Tidak ada percakapan sepanjang perjalanan, hanya ada diam namun berisik olah suara penjual yang sedang menawarkan barang dagangannya.

Akhirnya Ameera menemukan barang yang ingin dia beli. Teh Apel, daun mint dan kacang-kacangan. "Teşekkür ederim Emir," 

Emir tidak menjawabnya, ia hanya tersenyum simpul.

***

Sore hari, mereka duduk di bangku taman dekat Galata. Penjual teh lewat menawarkan gelas kecil berwarna bening. Ameera mengambil satu.

“Teh apel?” tanya Emir.

Ameera mengangguk. “Favoritku.”

Emir mengambil teh biasa. “Manis atau pahit?”

“Manis. Seperti harapan,” jawab Ameera sambil tersenyum.

Emir tak membalas, tapi matanya menatap ke arah langit.

"Ameera!" 

Terdengar suara wanita memanggil namanya, Ameera mencari ke sekelilingnya mencari sumber suara itu.

"Emir, kamu dengar nggak kalo ada yang panggil nama aku?" Tanya Ameera.

Emir mengangguk.

"Ameera!" Suara itu mendekat dari arah belakang Ameraa. 

Ameera menoleh ke belakang, dan ternyata itu Lejla. Ameera tersenyum ke arah Lejla, meminta ia mendekat ke arahnya. "Lejla come here!" pekik Ameera.

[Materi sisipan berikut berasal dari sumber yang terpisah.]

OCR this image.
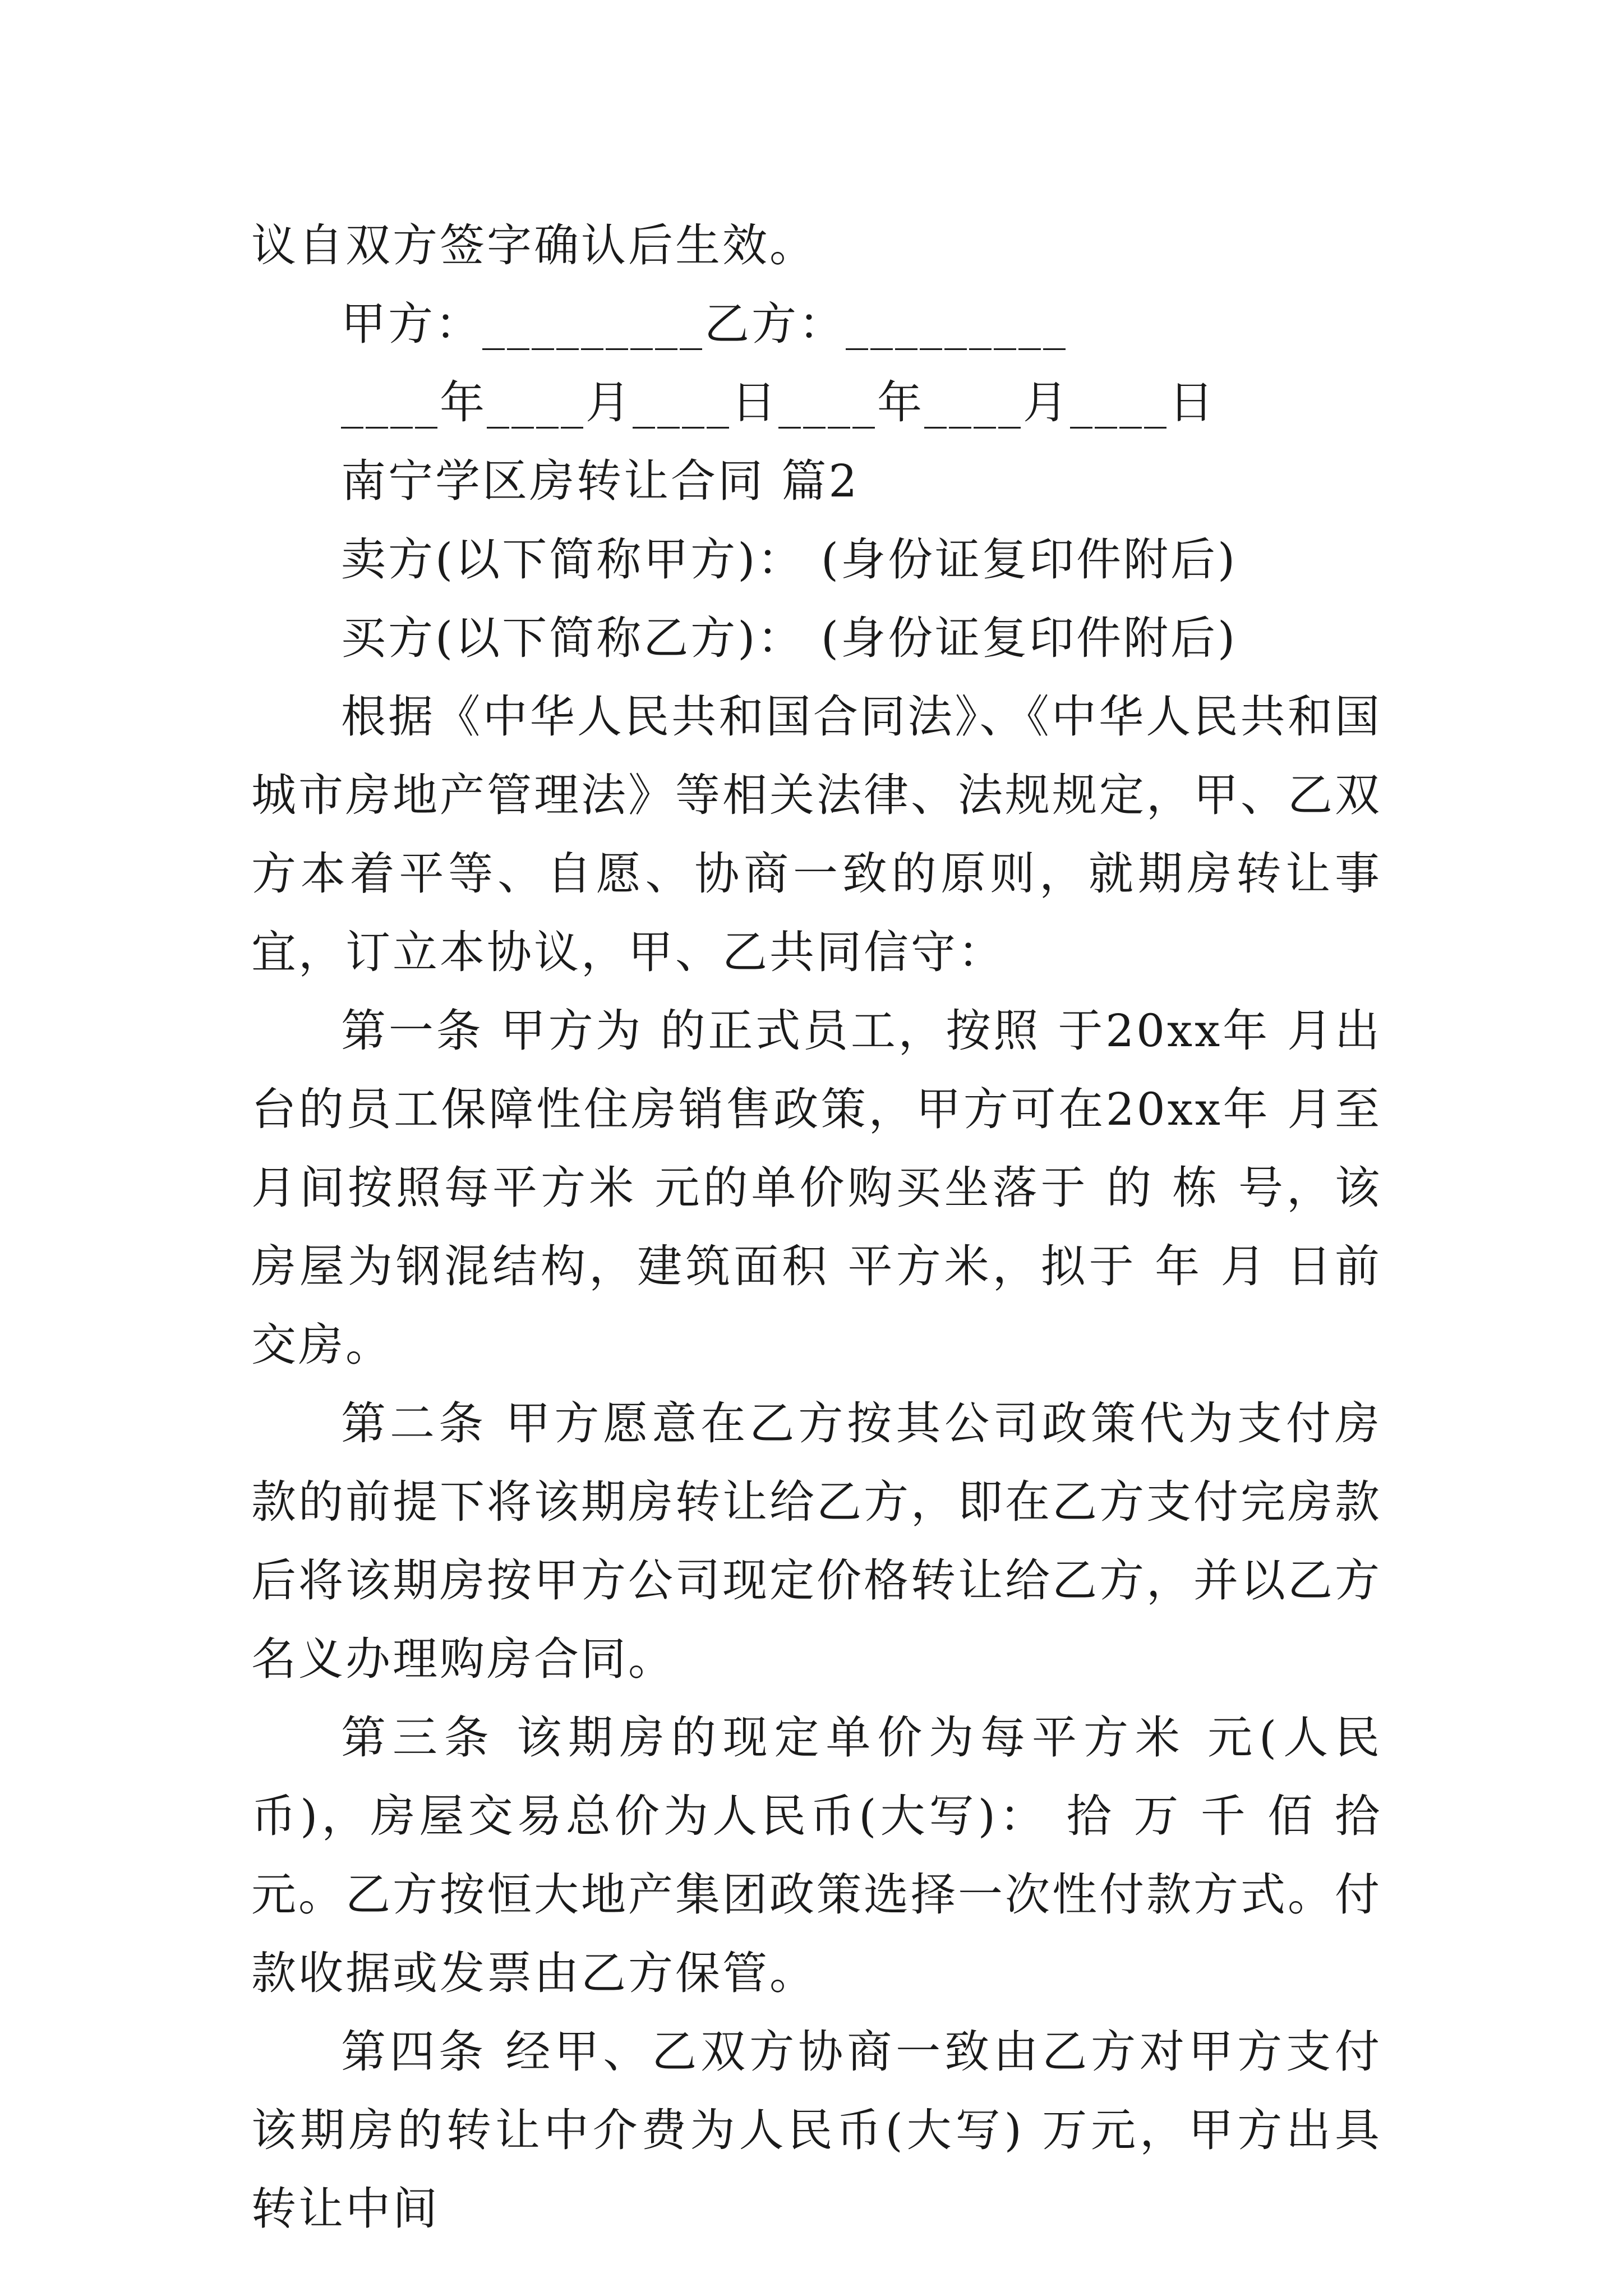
议自双方签字确认后生效。

甲方：_________乙方：_________

____年____月____日____年____月____日

南宁学区房转让合同 篇2

卖方(以下简称甲方)： (身份证复印件附后)

买方(以下简称乙方)： (身份证复印件附后)

根据《中华人民共和国合同法》、《中华人民共和国城市房地产管理法》等相关法律、法规规定，甲、乙双方本着平等、自愿、协商一致的原则，就期房转让事宜，订立本协议，甲、乙共同信守：

第一条 甲方为 的正式员工，按照 于20xx年 月出台的员工保障性住房销售政策，甲方可在20xx年 月至 月间按照每平方米 元的单价购买坐落于 的 栋 号，该房屋为钢混结构，建筑面积 平方米，拟于 年 月 日前交房。

第二条 甲方愿意在乙方按其公司政策代为支付房款的前提下将该期房转让给乙方，即在乙方支付完房款后将该期房按甲方公司现定价格转让给乙方，并以乙方名义办理购房合同。

第三条 该期房的现定单价为每平方米 元(人民币)，房屋交易总价为人民币(大写)： 拾 万 千 佰 拾 元。乙方按恒大地产集团政策选择一次性付款方式。付款收据或发票由乙方保管。

第四条 经甲、乙双方协商一致由乙方对甲方支付该期房的转让中介费为人民币(大写) 万元，甲方出具转让中间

Lejla melangkah cepat, rambut panjangnya tertiup angin saat ia menyebrangi jalan kecil menuju taman. Pipinya memerah, entah karena udara dingin atau antusiasme melihat Ameera.

“Ameera! Ya Allah, akhirnya kita ketemu lagi!” serunya dengan logat khas Bosnia-nya yang lembut. Ia langsung memeluk Ameera erat.

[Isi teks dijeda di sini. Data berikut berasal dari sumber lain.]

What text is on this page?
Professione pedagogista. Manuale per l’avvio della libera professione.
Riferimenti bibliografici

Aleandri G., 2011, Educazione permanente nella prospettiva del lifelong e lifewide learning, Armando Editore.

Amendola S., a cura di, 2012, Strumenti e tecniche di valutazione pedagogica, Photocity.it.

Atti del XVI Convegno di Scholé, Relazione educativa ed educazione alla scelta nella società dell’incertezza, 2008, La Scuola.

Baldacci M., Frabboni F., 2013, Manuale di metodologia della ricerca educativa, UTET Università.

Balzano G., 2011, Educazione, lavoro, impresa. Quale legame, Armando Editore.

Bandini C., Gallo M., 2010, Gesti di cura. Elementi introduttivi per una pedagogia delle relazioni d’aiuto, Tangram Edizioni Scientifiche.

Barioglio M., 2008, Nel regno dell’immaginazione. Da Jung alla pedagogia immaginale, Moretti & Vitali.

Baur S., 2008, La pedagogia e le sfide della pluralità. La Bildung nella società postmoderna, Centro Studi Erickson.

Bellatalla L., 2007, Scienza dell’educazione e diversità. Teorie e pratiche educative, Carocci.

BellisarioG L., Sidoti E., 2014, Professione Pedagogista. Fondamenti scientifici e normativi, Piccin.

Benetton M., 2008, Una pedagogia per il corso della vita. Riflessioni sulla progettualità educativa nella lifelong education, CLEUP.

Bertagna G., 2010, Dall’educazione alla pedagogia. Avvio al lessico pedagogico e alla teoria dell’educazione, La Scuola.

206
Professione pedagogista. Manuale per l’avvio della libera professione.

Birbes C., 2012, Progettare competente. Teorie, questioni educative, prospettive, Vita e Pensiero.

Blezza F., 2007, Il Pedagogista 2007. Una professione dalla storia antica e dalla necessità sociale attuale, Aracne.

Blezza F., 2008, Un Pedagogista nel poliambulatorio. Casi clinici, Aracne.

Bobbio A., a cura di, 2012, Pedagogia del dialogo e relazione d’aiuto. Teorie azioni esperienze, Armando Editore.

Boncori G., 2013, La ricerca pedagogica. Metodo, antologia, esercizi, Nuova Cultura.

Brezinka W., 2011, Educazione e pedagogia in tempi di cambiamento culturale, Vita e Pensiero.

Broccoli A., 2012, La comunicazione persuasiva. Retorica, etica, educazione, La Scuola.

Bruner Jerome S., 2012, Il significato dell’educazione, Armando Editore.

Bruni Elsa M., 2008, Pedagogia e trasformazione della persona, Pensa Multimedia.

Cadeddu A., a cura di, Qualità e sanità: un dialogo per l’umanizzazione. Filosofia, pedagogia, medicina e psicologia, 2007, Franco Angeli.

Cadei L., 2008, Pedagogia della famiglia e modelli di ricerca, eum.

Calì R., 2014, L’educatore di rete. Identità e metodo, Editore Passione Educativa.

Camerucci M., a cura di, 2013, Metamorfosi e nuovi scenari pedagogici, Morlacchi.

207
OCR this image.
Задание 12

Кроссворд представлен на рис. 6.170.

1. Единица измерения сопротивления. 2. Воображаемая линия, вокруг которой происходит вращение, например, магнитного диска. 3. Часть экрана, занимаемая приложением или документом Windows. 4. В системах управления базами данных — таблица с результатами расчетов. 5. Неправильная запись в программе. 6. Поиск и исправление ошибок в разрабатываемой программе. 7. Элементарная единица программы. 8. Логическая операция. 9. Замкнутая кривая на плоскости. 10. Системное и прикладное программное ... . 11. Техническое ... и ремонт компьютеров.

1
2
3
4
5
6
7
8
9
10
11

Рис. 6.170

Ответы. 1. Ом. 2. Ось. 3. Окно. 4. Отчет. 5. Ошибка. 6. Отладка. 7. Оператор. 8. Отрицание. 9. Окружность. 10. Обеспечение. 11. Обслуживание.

Ameera tertawa kecil. "Iya, aku sangat merindukanmu,” ujar Ameera bercanda kemudian melepaskan pelukannya.

“Aku juga," Lejla menepuk pelan pundak Ameera. "Dua insan yang saling merindukan pasti Allah pertemukan dengan cara tidak terduga," lanjutnya sambil tertawa kecil. 

Ameera menawarkan Lejla teh "mau minum teh?" tawarnya.

"Boleh," jawab Lejla singkat, kemudian melirik ke arah Emir yang masih duduk tenang di samping Ameera. “Sebentar... ini pasti pacarmu, ya?”

Ameera tersedak teh apel yang baru saja diminumnya. “Ha? Hah?! Bukan! Lejla, ini Emir. Dia temanku. Bukan pacar.”

Emir hanya tersenyum kecil, menunduk sopan. “Halo.”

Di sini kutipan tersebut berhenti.